Une militante de Greenpeace danse contre Gazprom à Zurich (vidéo)

Une activiste de Greenpeace a interprété à sa manière samedi soir à Zurich "La mort du cygne" pour protester contre les forages de Gazprom dans l'Arctique.
20 oct. 2013, 11:45
HANDOUT - Kurz vor Beginn des Konzerts "Classical Highlights" in der Zuercher Tonhalle hat am Samstag, 19. Oktober 2013, eine Greenpeace-Balletttaenzerin eine eigene Version des (in Oel-Schlamm) sterbenden Schwans uraufgefuehrt. Hintergrund sei das Sponsoring des russischen Energiekonzerns Gazprom, der in der Arktis die Lebensgrundlage von Menschen und Tieren aufs Spiel setze, wie Greenpeace Schweiz in einer Mitteilung schreibt. (GREENPEACE SCHWEIZ/Nicolas Fojtu) *** NO SALES, DARF NUR MIT VOLLSTAENDIGER QUELLENANGABE VERWENDET WERDEN ***

Une militante de Greenpeace a dansé samedi soir à Zurich contre les forages de Gazprom dans l'Arctique en se produisant avant un concert sponsorisé par le groupe pétrolier russe.
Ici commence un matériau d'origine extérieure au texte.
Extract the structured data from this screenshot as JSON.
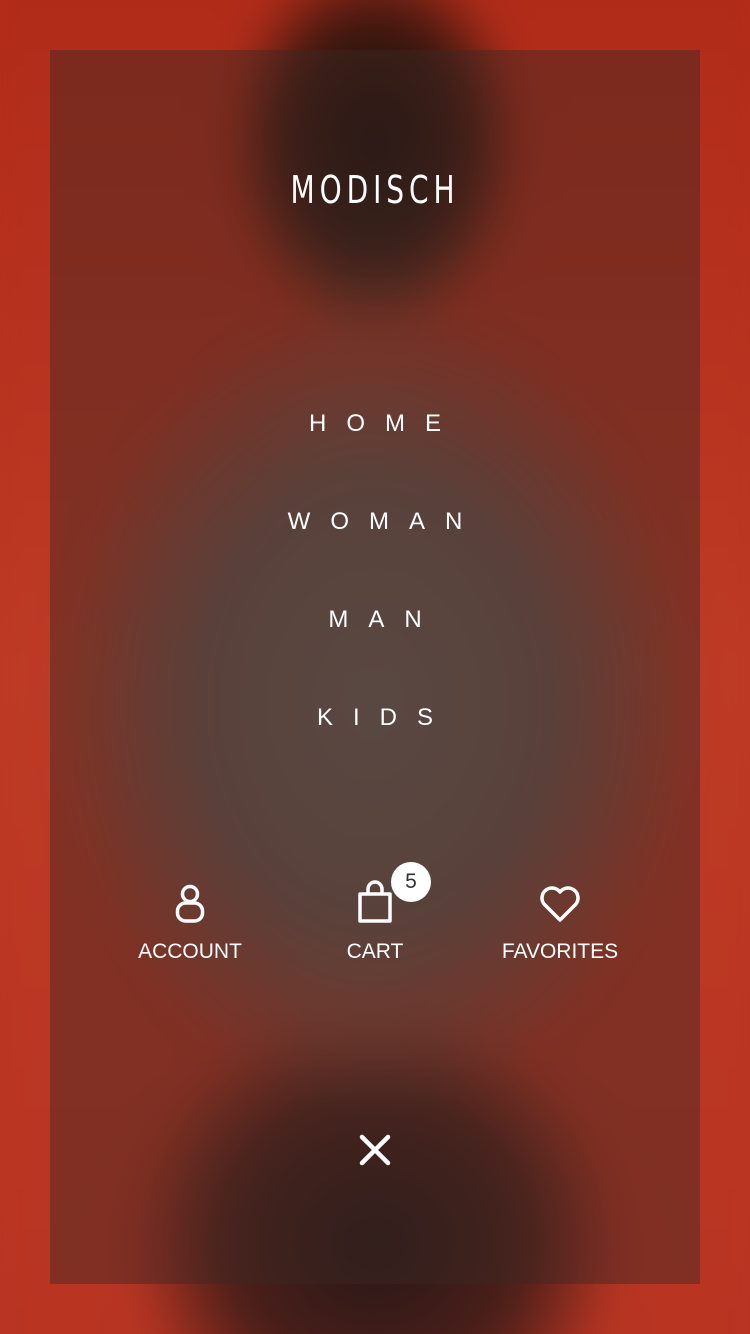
{
  "brand": {
    "logo": "MODISCH"
  },
  "nav": {
    "items": [
      {
        "label": "HOME"
      },
      {
        "label": "WOMAN"
      },
      {
        "label": "MAN"
      },
      {
        "label": "KIDS"
      }
    ]
  },
  "actions": {
    "account": {
      "label": "ACCOUNT",
      "icon": "account-icon"
    },
    "cart": {
      "label": "CART",
      "icon": "shopping-bag-icon",
      "badge": "5"
    },
    "favorites": {
      "label": "FAVORITES",
      "icon": "heart-icon"
    }
  },
  "close": {
    "icon": "close-icon"
  },
  "colors": {
    "background": "#b83220",
    "overlay": "rgba(60,40,36,0.45)",
    "text": "#ffffff",
    "badge_bg": "#ffffff",
    "badge_text": "#333333"
  }
}
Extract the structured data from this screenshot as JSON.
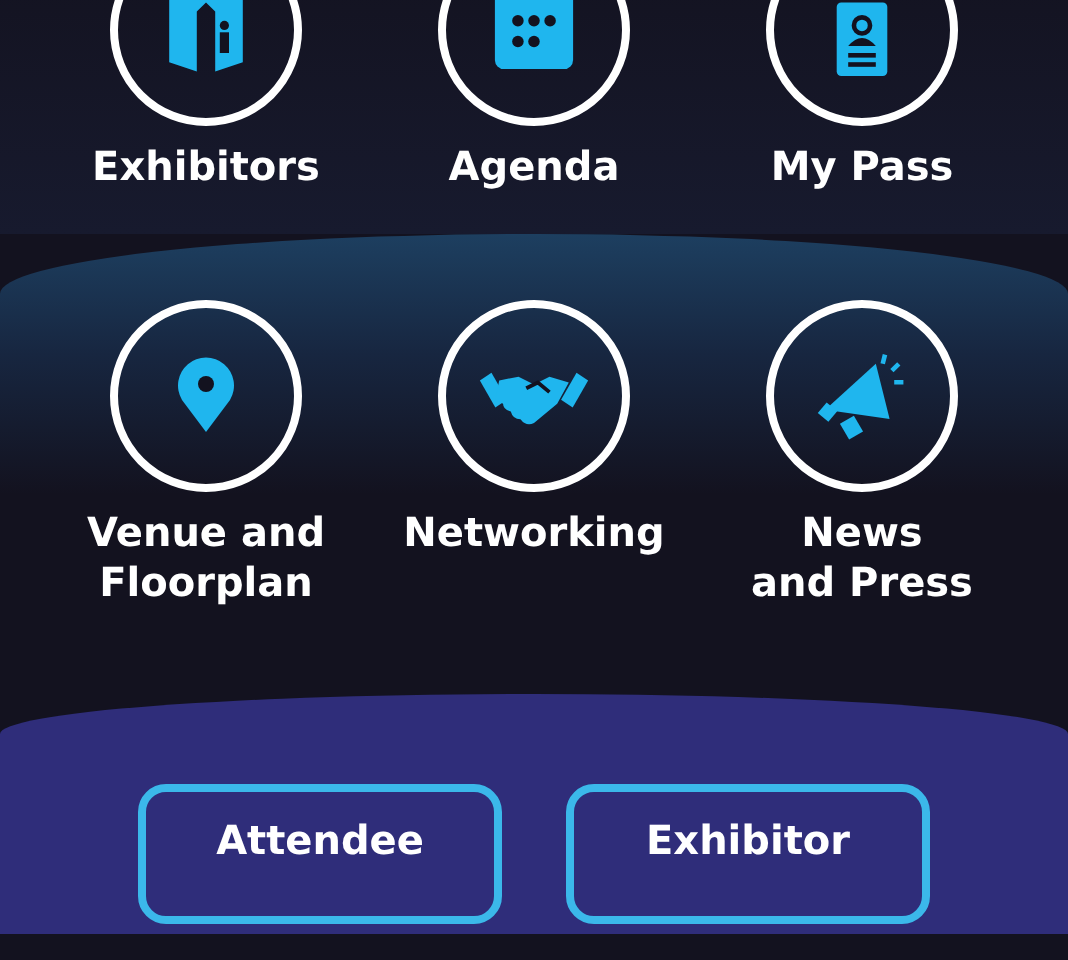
{
  "top_tiles": [
    {
      "kind": "exhibitors",
      "lines": [
        "Exhibitors"
      ]
    },
    {
      "kind": "agenda",
      "lines": [
        "Agenda"
      ]
    },
    {
      "kind": "pass",
      "lines": [
        "My Pass"
      ]
    }
  ],
  "middle_tiles": [
    {
      "kind": "venue",
      "lines": [
        "Venue and",
        "Floorplan"
      ]
    },
    {
      "kind": "networking",
      "lines": [
        "Networking"
      ]
    },
    {
      "kind": "news",
      "lines": [
        "News",
        "and Press"
      ]
    }
  ],
  "buttons": [
    "Attendee",
    "Exhibitor"
  ]
}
Elle a présenté sa propre version de "La mort du cygne", en interprétant un volatile qui meurt dans une nappe d'or noir.

La danseuse s'est engluée dans de la mélasse, qui a fait office de pétrole pour l'occasion. Une projection a accompagné et complété la pièce, présentée devant la Tonhalle avant un concert de la série "Classical Highlights".

Le générique comportait le slogan "The Art of Arctic destruction - sponsored by Gazprom". Le groupe russe menace les conditions d'existence des humains et des animaux qui vivent dans l'Arctique en voulant procéder à des forages pétroliers dans la région, dénonce Greenpeace. "Gazprom n'a ni d'expérience en haute mer, ni de plans d'urgence suffisants en cas de marée noire."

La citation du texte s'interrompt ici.